Yes, it would, but that doesn't change my point. Software being
written to process P5 files as they are currently envisioned would
not have to know how to process ID/IDREF. If the "id= or xml:id="
proposal is implemented, such software would have to know how to do
this. Furthermore, software would have to be able to process
XPointers pointing to id=, XPointers pointing to xml:id=, IDREFs
pointing to id=, and IDREFs pointing to xml:id=. (The last of which
may present a bit of a problem when there's no DTD available.)

> * xml:id doesn't supply an xpointer so why would processors need to
> handle one?

Because that's how you point at one. Yes, I know xml:id= merely
supplies an ID and thus can be pointed at by IDREF, but you weren't
suggesting that, were you?

> * @lang doesn't point to <lang> but to <language> and would
> continue to do so

Right, sorry for the slip. But I think you may be missing my point,
because you say "would continue to do so" as if that were a good
thing, whereas my point was that it would continue to do so, and
that's a bad thing because software vendors would have to deal with
it.

> * @xml:lang if supplied can only provide an RF6 3066 code, so
>   doesnt need to point to anything -- my guess is that many people
>   who are fed up with having to supply a <language> element would
>   regard this as a big step forward!

Right. But again, my point is that software reading a P5 file would
need to be prepared to handle both lang= and xml:lang=, even in the
same document. The big step forward (not needing a <language>) is
available to P5 users whether or not we implement the "lang= OR
xml:lang=" proposal.

> depends what you think the right thing is. i think that handling
> id/idref is all that's involved, and there are hundreds of
> processors that do that

I don't understand. First, what software other than validators (which
don't actually *do* anything, really) and XSLT style-sheets (which, if
I understand correctly, will be quite easy to convert) handle
ID/IDREF of lang= and <language>? In my mind, the right thing is
going to be processing of the content in a manner that's dependent on
its language. E.g.m, speaking German passages in German; or different
coloring in printed output; or looking up a word in a
language-specific dictionary when it's clicked.

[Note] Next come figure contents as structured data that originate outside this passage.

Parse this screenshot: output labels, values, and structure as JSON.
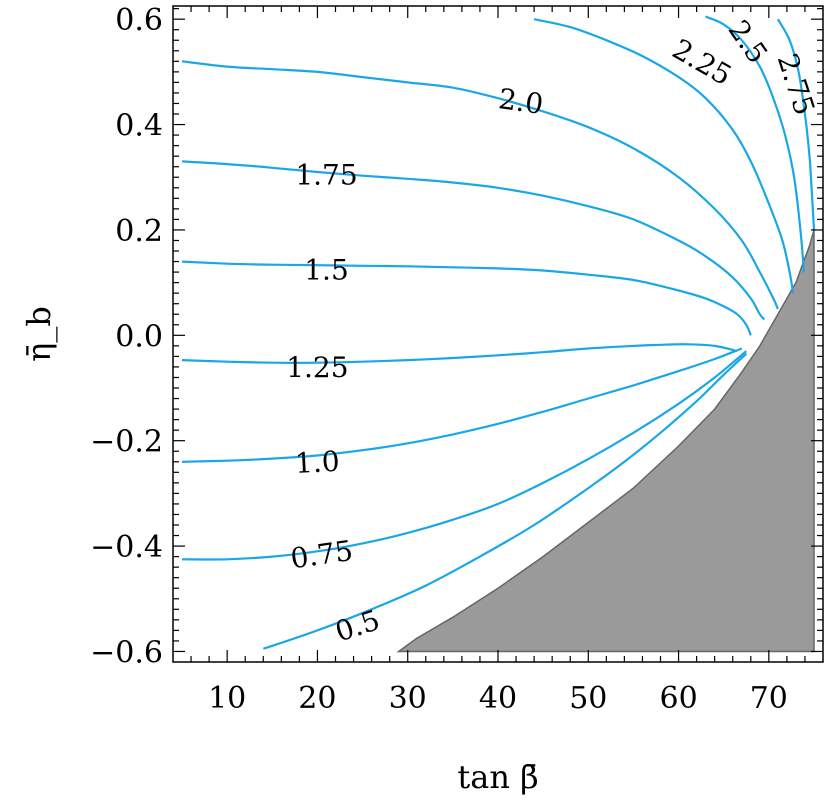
{
  "chart_data": {
    "type": "line",
    "title": "",
    "xlabel": "tan β̄",
    "ylabel": "η̄_b",
    "xlim": [
      4,
      76
    ],
    "ylim": [
      -0.62,
      0.625
    ],
    "x_ticks": [
      10,
      20,
      30,
      40,
      50,
      60,
      70
    ],
    "y_ticks": [
      -0.6,
      -0.4,
      -0.2,
      0.0,
      0.2,
      0.4,
      0.6
    ],
    "x_tick_labels": [
      "10",
      "20",
      "30",
      "40",
      "50",
      "60",
      "70"
    ],
    "y_tick_labels": [
      "−0.6",
      "−0.4",
      "−0.2",
      "0.0",
      "0.2",
      "0.4",
      "0.6"
    ],
    "colors": {
      "contour": "#1aa7e8",
      "excluded_region": "#9a9a9a"
    },
    "excluded_region": {
      "x": [
        29,
        31,
        35,
        40,
        45,
        50,
        55,
        60,
        64,
        67,
        69,
        71,
        73,
        74.5,
        75,
        75
      ],
      "y": [
        -0.6,
        -0.575,
        -0.535,
        -0.48,
        -0.42,
        -0.355,
        -0.29,
        -0.21,
        -0.14,
        -0.07,
        -0.02,
        0.04,
        0.1,
        0.17,
        0.2,
        -0.6
      ]
    },
    "series": [
      {
        "label": "0.5",
        "label_at": [
          24.5,
          -0.555
        ],
        "label_angle": -18,
        "x": [
          14,
          20,
          26,
          32,
          38,
          44,
          50,
          54,
          58,
          62,
          65,
          67.5
        ],
        "y": [
          -0.595,
          -0.56,
          -0.52,
          -0.475,
          -0.42,
          -0.36,
          -0.29,
          -0.24,
          -0.185,
          -0.125,
          -0.075,
          -0.035
        ]
      },
      {
        "label": "0.75",
        "label_at": [
          20.5,
          -0.42
        ],
        "label_angle": -8,
        "x": [
          5,
          10,
          15,
          20,
          25,
          30,
          35,
          40,
          45,
          50,
          55,
          60,
          64,
          67.5
        ],
        "y": [
          -0.425,
          -0.425,
          -0.42,
          -0.41,
          -0.395,
          -0.375,
          -0.35,
          -0.32,
          -0.28,
          -0.235,
          -0.185,
          -0.13,
          -0.08,
          -0.03
        ]
      },
      {
        "label": "1.0",
        "label_at": [
          20.0,
          -0.245
        ],
        "label_angle": -3,
        "x": [
          5,
          10,
          15,
          20,
          25,
          30,
          35,
          40,
          45,
          50,
          55,
          60,
          64,
          67
        ],
        "y": [
          -0.24,
          -0.238,
          -0.234,
          -0.228,
          -0.218,
          -0.205,
          -0.188,
          -0.168,
          -0.145,
          -0.12,
          -0.095,
          -0.068,
          -0.045,
          -0.025
        ]
      },
      {
        "label": "1.25",
        "label_at": [
          20.0,
          -0.065
        ],
        "label_angle": 0,
        "x": [
          5,
          10,
          15,
          20,
          25,
          30,
          35,
          40,
          45,
          50,
          55,
          58,
          61,
          64,
          66.5
        ],
        "y": [
          -0.047,
          -0.05,
          -0.052,
          -0.052,
          -0.05,
          -0.047,
          -0.043,
          -0.038,
          -0.032,
          -0.025,
          -0.02,
          -0.018,
          -0.017,
          -0.02,
          -0.03
        ]
      },
      {
        "label": "1.5",
        "label_at": [
          21.0,
          0.12
        ],
        "label_angle": 0,
        "x": [
          5,
          10,
          15,
          20,
          25,
          30,
          35,
          40,
          45,
          50,
          55,
          60,
          63,
          65,
          66.5,
          67.5,
          68
        ],
        "y": [
          0.14,
          0.136,
          0.134,
          0.133,
          0.132,
          0.131,
          0.129,
          0.127,
          0.123,
          0.115,
          0.105,
          0.085,
          0.07,
          0.055,
          0.04,
          0.02,
          0.0
        ]
      },
      {
        "label": "1.75",
        "label_at": [
          21.0,
          0.3
        ],
        "label_angle": 0,
        "x": [
          5,
          10,
          15,
          20,
          25,
          30,
          35,
          40,
          45,
          50,
          55,
          60,
          63,
          66,
          68,
          69,
          69.5
        ],
        "y": [
          0.33,
          0.325,
          0.318,
          0.31,
          0.303,
          0.297,
          0.29,
          0.28,
          0.265,
          0.245,
          0.22,
          0.18,
          0.15,
          0.11,
          0.07,
          0.04,
          0.03
        ]
      },
      {
        "label": "2.0",
        "label_at": [
          42.5,
          0.44
        ],
        "label_angle": 8,
        "x": [
          5,
          10,
          15,
          20,
          25,
          30,
          35,
          40,
          45,
          50,
          55,
          60,
          64,
          67,
          69,
          70.5,
          71
        ],
        "y": [
          0.52,
          0.51,
          0.505,
          0.5,
          0.49,
          0.48,
          0.47,
          0.45,
          0.425,
          0.395,
          0.355,
          0.3,
          0.24,
          0.18,
          0.12,
          0.07,
          0.05
        ]
      },
      {
        "label": "2.25",
        "label_at": [
          62.5,
          0.515
        ],
        "label_angle": 30,
        "x": [
          44,
          48,
          52,
          56,
          60,
          63,
          66,
          68,
          70,
          71.5,
          72.3,
          72.7
        ],
        "y": [
          0.6,
          0.585,
          0.56,
          0.53,
          0.49,
          0.45,
          0.39,
          0.33,
          0.25,
          0.18,
          0.12,
          0.08
        ]
      },
      {
        "label": "2.5",
        "label_at": [
          67.5,
          0.555
        ],
        "label_angle": 55,
        "x": [
          63,
          65,
          67,
          69,
          70.5,
          71.8,
          72.8,
          73.5,
          73.9
        ],
        "y": [
          0.605,
          0.59,
          0.56,
          0.51,
          0.45,
          0.38,
          0.3,
          0.2,
          0.12
        ]
      },
      {
        "label": "2.75",
        "label_at": [
          72.8,
          0.475
        ],
        "label_angle": 72,
        "x": [
          71,
          72.3,
          73.3,
          74,
          74.5,
          74.8,
          75
        ],
        "y": [
          0.6,
          0.56,
          0.5,
          0.42,
          0.34,
          0.26,
          0.2
        ]
      }
    ]
  }
}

> > For xml:id=, I can't imagine that there won't be software to
> > perform instance conversion.
> Data conversion is always possible, of course. The aim here is to
> reduce the number of times it is *essential*.

I suspect you've misspoken here, in that this aim doesn't support
your position -- data conversion is essential in 100% of cases,
whether or not we go with the "id= OR xml:id=" proposal.

Perhaps what you meant was that the aim here is to reduce the number
of things that have to be changed or the number of steps in the
conversion process?

> > However, if this "choice of lang= or xml:lang= but not both"
> > proposal is not adopted, then those converting legacy data will
> > have to go about creating a look-up table that will convert their
> > local lang= values (which are by definition arbitrary IDREFs)
> > into xml:lang= values (which will be by definition RFC 3066 or
> > its successor language tags).
> No they won't. My proposal is exactly that they don't have to
> convert their instance data at all.

Right. The above quoted passage starts with "... is *not* adopted
..." (emphasis added). But that said, 100% of all P4 instances will
have to be converted. None will be valid P5 without some conversion.

> > The main problem I foresee pertains to people who have stretched
> > the meaning of "language" a wee bit, and have things like
> >   <eg lang="xml">
> > and
> >   <formula lang="TeX">
> > in their files.
> 
> This problem will raise its head in the <language> element
> indicated (of which there will, by definition, be only one
> instance). That has an ISO639 attribute which should give the
> intended correspondence, of course.

There is no ISO639 code for either XML or TeX. But now that I think
about it, if such people are willing to stretch the meaning of
"language", they probably won't mind (ab)using the private use tags
("x-") of 3066, and won't have much of a problem.